7. Szene.

[48] Vorige. Leopold.


LEOPOLD zum Ausgehen angekleidet, von links. Was gibt's denn? Erblickt die Damen, bei Seite. Alle Wetter! Die Marie!

WEIGELT. Leopold, kennst du diese Damen? Sie wollen mit dir sprechen.

EMMA. Die Bekanntschaft meiner Schwester wird der junge Herr wohl nicht ableugnen; und was mich anbetrifft, so soll er mich sogleich kennen lernen. Ich bitte nur für einige Minuten um Ihre Aufmerksamkeit, damit ich Ihnen eine kleine Geschichte erzählen kann.

WEIGELT. Was für 'ne Geschichte?

EMMA. Es ist eine alte Geschichte, wie unser Landsmann Heine sagt, vielleicht dem Namen nach kennen.[48]

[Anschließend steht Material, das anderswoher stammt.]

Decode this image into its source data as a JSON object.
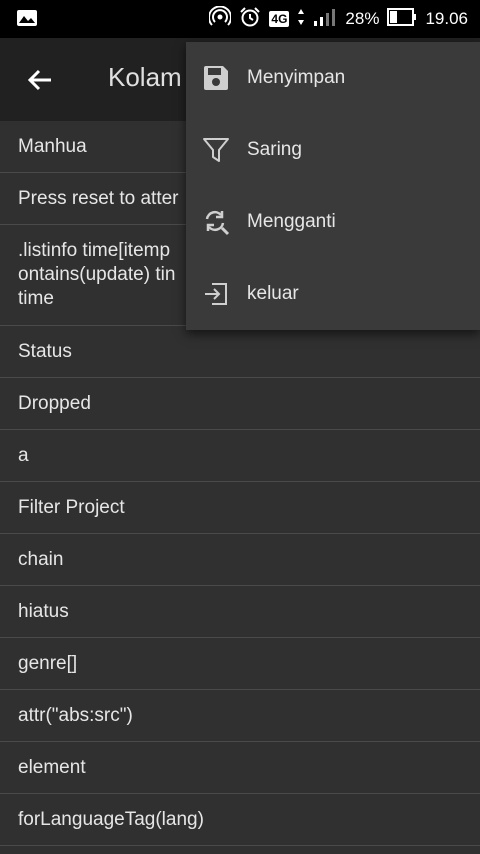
{
  "status_bar": {
    "network_type": "4G",
    "battery_percent": "28%",
    "time": "19.06"
  },
  "app_bar": {
    "title": "Kolam"
  },
  "list": {
    "items": [
      "Manhua",
      "Press reset to atter",
      ".listinfo time[itemp\nontains(update) tin\ntime",
      "Status",
      "Dropped",
      "a",
      "Filter Project",
      "chain",
      "hiatus",
      "genre[]",
      "attr(\"abs:src\")",
      "element",
      "forLanguageTag(lang)"
    ]
  },
  "menu": {
    "items": [
      {
        "label": "Menyimpan",
        "icon": "save-icon"
      },
      {
        "label": "Saring",
        "icon": "filter-icon"
      },
      {
        "label": "Mengganti",
        "icon": "replace-icon"
      },
      {
        "label": "keluar",
        "icon": "exit-icon"
      }
    ]
  },
  "colors": {
    "background": "#303030",
    "app_bar": "#212121",
    "menu": "#3a3a3a",
    "status_bar": "#000000"
  }
}
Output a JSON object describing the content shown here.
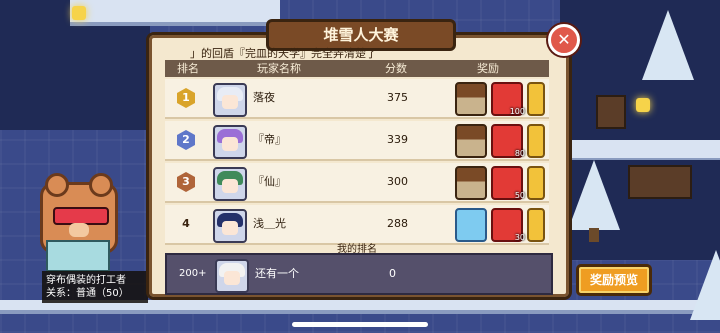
{
  "dialog": {
    "title": "堆雪人大赛",
    "notice": "」的回盾『完皿的天学』完全弄清楚了",
    "headers": {
      "rank": "排名",
      "name": "玩家名称",
      "score": "分数",
      "reward": "奖励"
    }
  },
  "rows": [
    {
      "rank": "1",
      "rank_style": "gold",
      "name": "落夜",
      "score": "375",
      "redpack_count": "100",
      "avatar": "white-hair"
    },
    {
      "rank": "2",
      "rank_style": "silver",
      "name": "『帝』",
      "score": "339",
      "redpack_count": "80",
      "avatar": "purple-hair"
    },
    {
      "rank": "3",
      "rank_style": "bronze",
      "name": "『仙』",
      "score": "300",
      "redpack_count": "50",
      "avatar": "green-hair"
    },
    {
      "rank": "4",
      "rank_style": "plain",
      "name": "浅＿光",
      "score": "288",
      "redpack_count": "30",
      "avatar": "navy-hair"
    }
  ],
  "my_rank": {
    "label": "我的排名",
    "rank": "200+",
    "name": "还有一个",
    "score": "0"
  },
  "preview_button": "奖励预览",
  "npc": {
    "name": "穿布偶装的打工者",
    "relation": "关系：普通（50）"
  },
  "colors": {
    "dialog_bg": "#f4e8cf",
    "header_bg": "#6e5a49",
    "my_row_bg": "#55506b",
    "accent_button": "#ef9d22",
    "close_button": "#e0584a"
  },
  "icons": {
    "close": "close-icon",
    "reward_1": "bed-reward-icon",
    "reward_2": "red-envelope-icon",
    "reward_3": "gold-coin-icon"
  }
}
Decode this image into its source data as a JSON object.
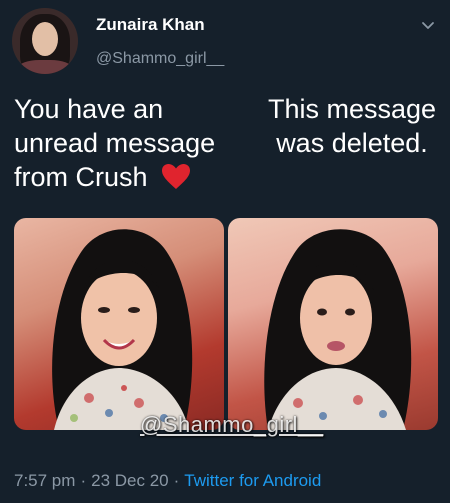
{
  "tweet": {
    "display_name": "Zunaira Khan",
    "handle": "@Shammo_girl__",
    "left_caption": "You have an unread message from Crush",
    "right_caption": "This message was deleted.",
    "watermark": "@Shammo_girl__",
    "time": "7:57 pm",
    "date": "23 Dec 20",
    "source": "Twitter for Android",
    "separator": "·"
  },
  "icons": {
    "menu": "chevron-down-icon",
    "heart": "red-heart-emoji"
  },
  "colors": {
    "background": "#15202b",
    "text": "#ffffff",
    "secondary_text": "#8b98a5",
    "link": "#1d9bf0",
    "heart": "#e0242e"
  }
}
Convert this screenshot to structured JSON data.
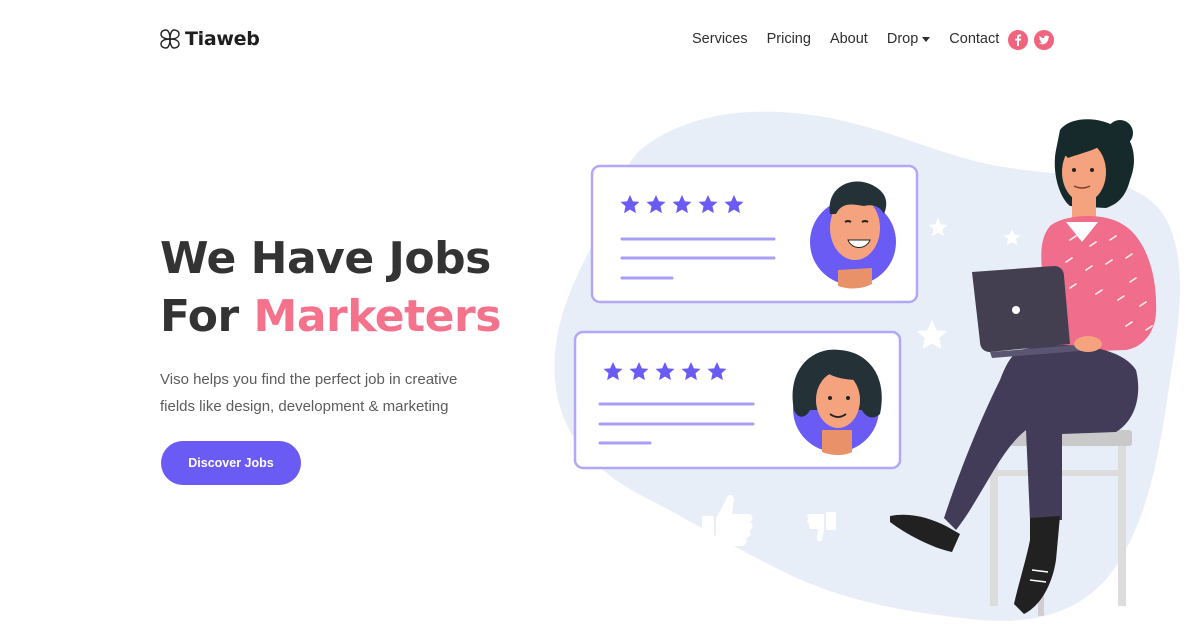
{
  "brand": {
    "name": "Tiaweb",
    "logo_icon": "flower-logo-icon"
  },
  "nav": {
    "items": [
      {
        "label": "Services"
      },
      {
        "label": "Pricing"
      },
      {
        "label": "About"
      },
      {
        "label": "Drop",
        "has_dropdown": true
      },
      {
        "label": "Contact"
      }
    ],
    "socials": [
      {
        "icon": "facebook-icon"
      },
      {
        "icon": "twitter-icon"
      }
    ]
  },
  "hero": {
    "title_line1": "We Have Jobs",
    "title_line2_prefix": "For ",
    "title_line2_accent": "Marketers",
    "description": "Viso helps you find the perfect job in creative fields like design, development & marketing",
    "cta_label": "Discover Jobs"
  },
  "illustration": {
    "review_cards": [
      {
        "stars": 5,
        "avatar": "man-avatar-icon"
      },
      {
        "stars": 5,
        "avatar": "woman-avatar-icon"
      }
    ],
    "icons": [
      "star-icon",
      "thumbs-up-icon",
      "thumbs-down-icon",
      "laptop-icon"
    ]
  },
  "colors": {
    "accent_pink": "#f4728b",
    "primary_purple": "#6b5bf5",
    "blob_blue": "#e6eef8",
    "card_border": "#b3a8f7",
    "text_dark": "#333333"
  }
}
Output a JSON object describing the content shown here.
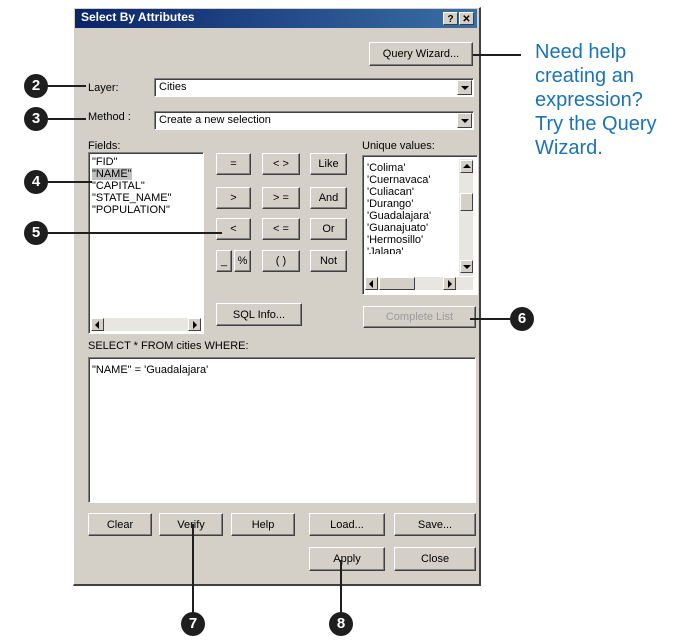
{
  "window": {
    "title": "Select By Attributes",
    "help_glyph": "?",
    "close_glyph": "✕"
  },
  "query_wizard_button": "Query Wizard...",
  "layer": {
    "label": "Layer:",
    "value": "Cities"
  },
  "method": {
    "label": "Method :",
    "value": "Create a new selection"
  },
  "fields": {
    "label": "Fields:",
    "items": [
      "\"FID\"",
      "\"NAME\"",
      "\"CAPITAL\"",
      "\"STATE_NAME\"",
      "\"POPULATION\""
    ],
    "selected": "\"NAME\""
  },
  "operators": [
    "=",
    "< >",
    "Like",
    ">",
    "> =",
    "And",
    "<",
    "< =",
    "Or",
    "_",
    "%",
    "( )",
    "Not"
  ],
  "unique_values": {
    "label": "Unique values:",
    "items": [
      "'Colima'",
      "'Cuernavaca'",
      "'Culiacan'",
      "'Durango'",
      "'Guadalajara'",
      "'Guanajuato'",
      "'Hermosillo'",
      "'Jalapa'"
    ]
  },
  "sql_info_button": "SQL Info...",
  "complete_list_button": "Complete List",
  "where_label": "SELECT * FROM cities WHERE:",
  "expression": "\"NAME\" = 'Guadalajara'",
  "bottom_buttons": {
    "clear": "Clear",
    "verify": "Verify",
    "help": "Help",
    "load": "Load...",
    "save": "Save...",
    "apply": "Apply",
    "close": "Close"
  },
  "callouts": [
    "2",
    "3",
    "4",
    "5",
    "6",
    "7",
    "8"
  ],
  "note_text": [
    "Need help",
    "creating an",
    "expression?",
    "Try the Query",
    "Wizard."
  ],
  "colors": {
    "title_bar": "#0a246a",
    "note": "#1a73b8",
    "dialog_face": "#d4d0c8"
  }
}
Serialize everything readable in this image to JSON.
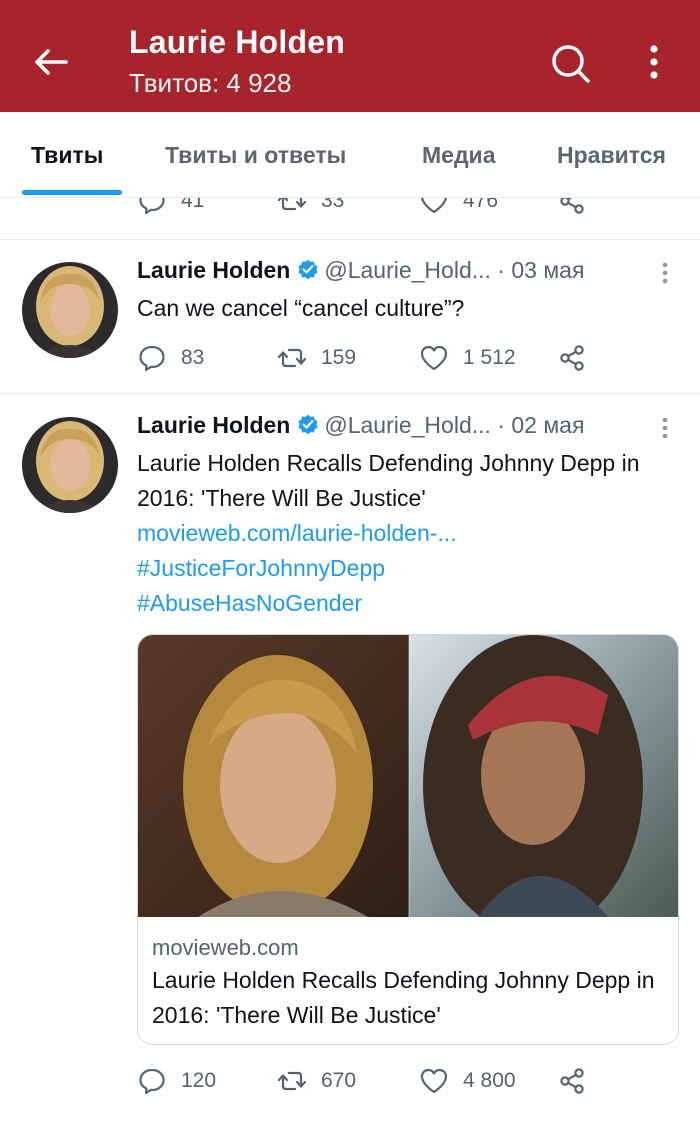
{
  "appbar": {
    "title": "Laurie Holden",
    "subtitle": "Твитов: 4 928",
    "back_icon": "arrow-left-icon",
    "search_icon": "search-icon",
    "more_icon": "more-vertical-icon",
    "background": "#a8242d"
  },
  "tabs": [
    {
      "label": "Твиты",
      "active": true
    },
    {
      "label": "Твиты и ответы",
      "active": false
    },
    {
      "label": "Медиа",
      "active": false
    },
    {
      "label": "Нравится",
      "active": false
    }
  ],
  "previous_tweet": {
    "replies": "41",
    "retweets": "33",
    "likes": "476"
  },
  "tweets": [
    {
      "name": "Laurie Holden",
      "handle": "@Laurie_Hold...",
      "date": "· 03 мая",
      "text": "Can we cancel “cancel culture”?",
      "replies": "83",
      "retweets": "159",
      "likes": "1 512"
    },
    {
      "name": "Laurie Holden",
      "handle": "@Laurie_Hold...",
      "date": "· 02 мая",
      "text": "Laurie Holden Recalls Defending Johnny Depp in 2016: 'There Will Be Justice'",
      "link": "movieweb.com/laurie-holden-...",
      "hashtag1": "#JusticeForJohnnyDepp",
      "hashtag2": "#AbuseHasNoGender",
      "card": {
        "domain": "movieweb.com",
        "title": "Laurie Holden Recalls Defending Johnny Depp in 2016: 'There Will Be Justice'"
      },
      "replies": "120",
      "retweets": "670",
      "likes": "4 800"
    }
  ],
  "colors": {
    "accent": "#1d9bf0",
    "muted": "#536471",
    "divider": "#e6e9ec"
  }
}
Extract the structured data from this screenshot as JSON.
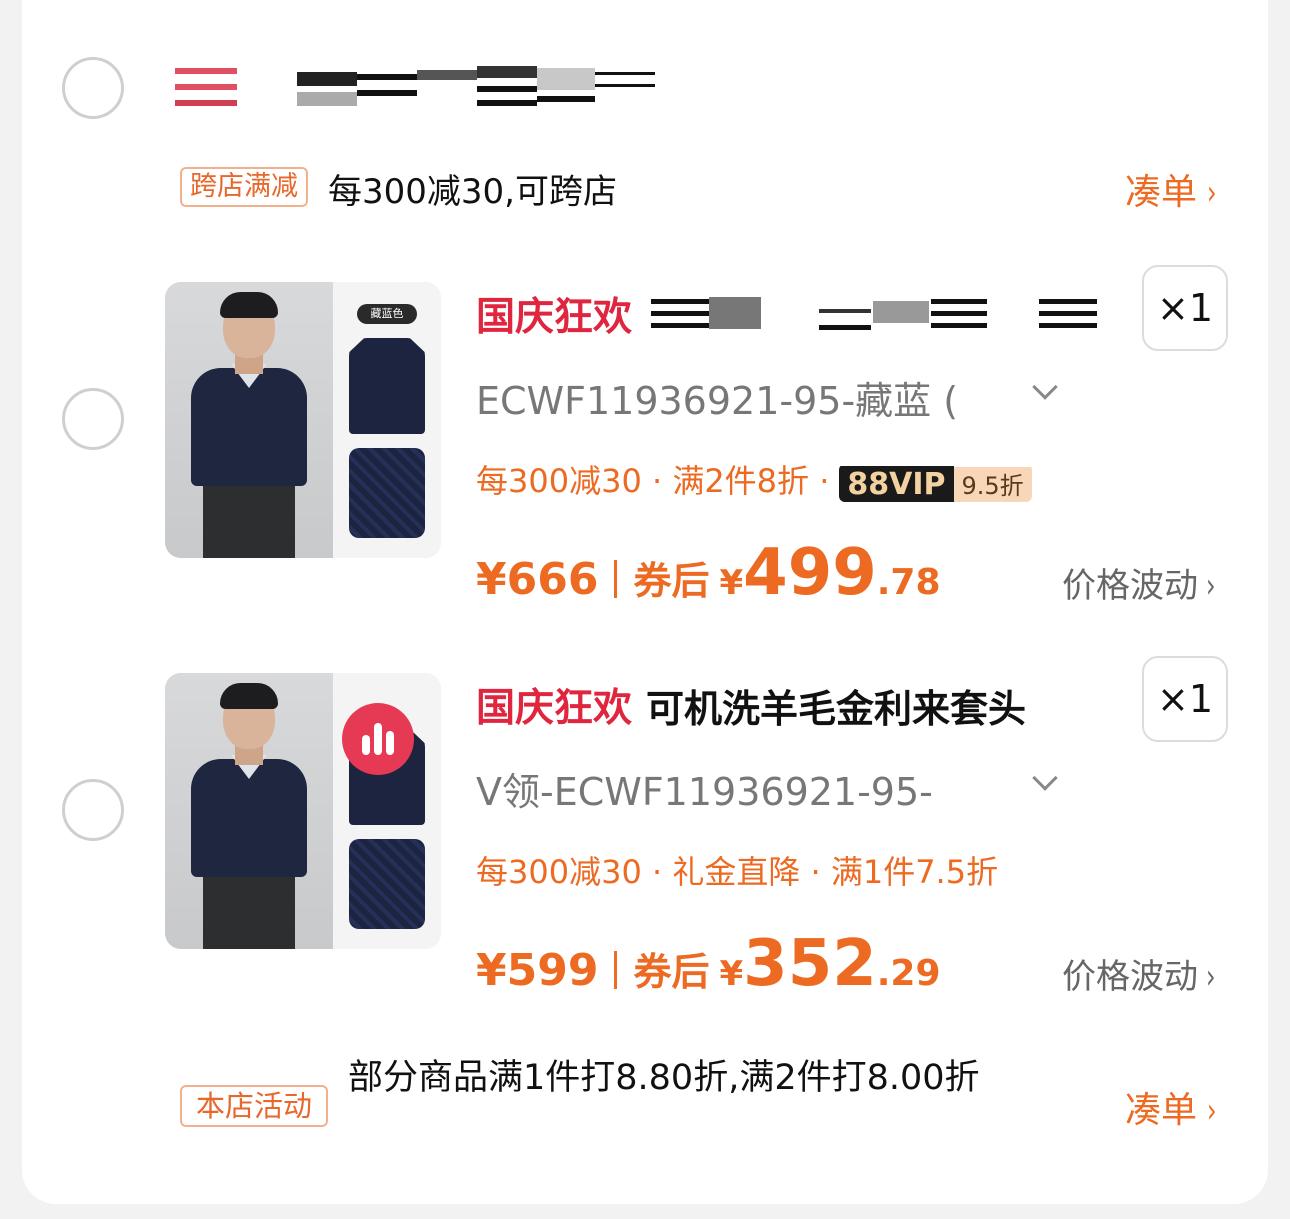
{
  "store": {
    "cross_store_tag": "跨店满减",
    "cross_store_text": "每300减30,可跨店",
    "collect_label": "凑单",
    "chevron": "›"
  },
  "products": [
    {
      "festival_tag": "国庆狂欢",
      "title": "",
      "title_redacted": true,
      "quantity": "×1",
      "sku": "ECWF11936921-95-藏蓝 (",
      "swatch_label": "藏蓝色",
      "promos": "每300减30 · 满2件8折 ·",
      "vip_label": "88VIP",
      "vip_discount": "9.5折",
      "orig_price": "¥666",
      "after_label": "券后",
      "currency": "¥",
      "price_int": "499",
      "price_dec": ".78",
      "fluct_label": "价格波动",
      "chevron": "›"
    },
    {
      "festival_tag": "国庆狂欢",
      "title": "可机洗羊毛金利来套头",
      "title_redacted": false,
      "quantity": "×1",
      "sku": "V领-ECWF11936921-95-",
      "promos": "每300减30 · 礼金直降 · 满1件7.5折",
      "orig_price": "¥599",
      "after_label": "券后",
      "currency": "¥",
      "price_int": "352",
      "price_dec": ".29",
      "fluct_label": "价格波动",
      "chevron": "›"
    }
  ],
  "store_activity": {
    "tag": "本店活动",
    "text": "部分商品满1件打8.80折,满2件打8.00折",
    "collect_label": "凑单",
    "chevron": "›"
  },
  "colors": {
    "accent": "#ec6a22",
    "festival": "#e0253f",
    "badge": "#e63a54"
  }
}
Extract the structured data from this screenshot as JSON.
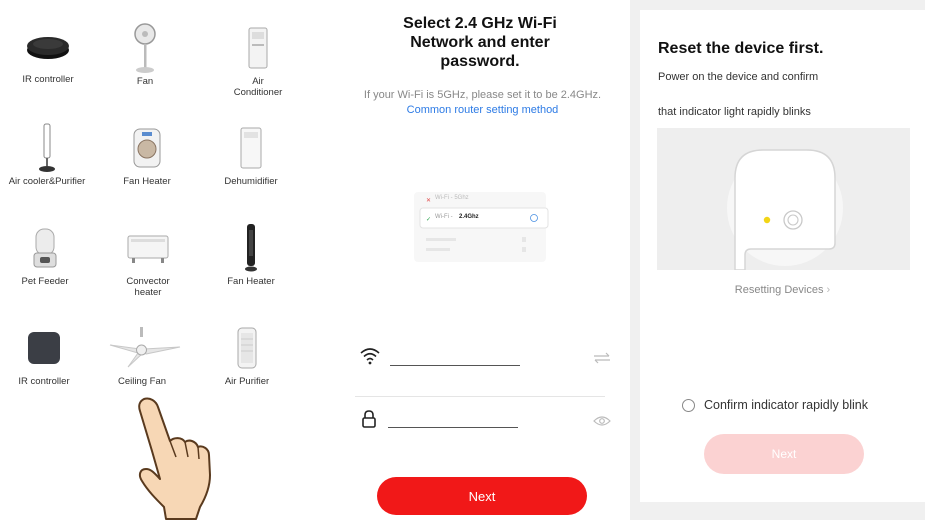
{
  "devices": [
    {
      "label": "IR controller",
      "icon": "ir-controller-icon"
    },
    {
      "label": "Fan",
      "icon": "fan-icon"
    },
    {
      "label": "Air\nConditioner",
      "icon": "air-conditioner-icon"
    },
    {
      "label": "Air cooler&Purifier",
      "icon": "air-cooler-icon"
    },
    {
      "label": "Fan Heater",
      "icon": "fan-heater-icon"
    },
    {
      "label": "Dehumidifier",
      "icon": "dehumidifier-icon"
    },
    {
      "label": "Pet Feeder",
      "icon": "pet-feeder-icon"
    },
    {
      "label": "Convector\nheater",
      "icon": "convector-heater-icon"
    },
    {
      "label": "Fan Heater",
      "icon": "tower-heater-icon"
    },
    {
      "label": "IR controller",
      "icon": "ir-hub-icon"
    },
    {
      "label": "Ceiling Fan",
      "icon": "ceiling-fan-icon"
    },
    {
      "label": "Air Purifier",
      "icon": "air-purifier-icon"
    }
  ],
  "wifi": {
    "title": "Select 2.4 GHz Wi-Fi\nNetwork and enter\npassword.",
    "hint": "If your Wi-Fi is 5GHz, please set it to be 2.4GHz.",
    "hint_link": "Common router setting method",
    "card_row1": "Wi-Fi - 5Ghz",
    "card_row2_prefix": "Wi-Fi - ",
    "card_row2_band": "2.4Ghz",
    "ssid_value": "",
    "password_value": "",
    "next_label": "Next"
  },
  "reset": {
    "title": "Reset the device first.",
    "line1": "Power on the device and confirm",
    "line2": "that indicator light rapidly blinks",
    "link": "Resetting Devices",
    "confirm_label": "Confirm indicator rapidly blink",
    "next_label": "Next"
  },
  "colors": {
    "accent_red": "#f11818",
    "disabled_red": "#fbd2d2",
    "link_blue": "#2d7be5",
    "indicator_yellow": "#f2d516"
  }
}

WEIGELT. Ich kenne viele Heine's, wer weiß, welchen Sie meinen!

LEOPOLD. Mein Fräulein, werde ich endlich erfahren, was Sie von mir wünschen?

EMMA. Eine Kleinigkeit, mein Herr, eine einfache Erklärung. Sie haben, wie Sie sich vielleicht erinnern werden, meiner Schwester Marie versprochen, sie zu heiraten.

WEIGELT erstaunt. Wie?! Leopold, hast du wirklich –?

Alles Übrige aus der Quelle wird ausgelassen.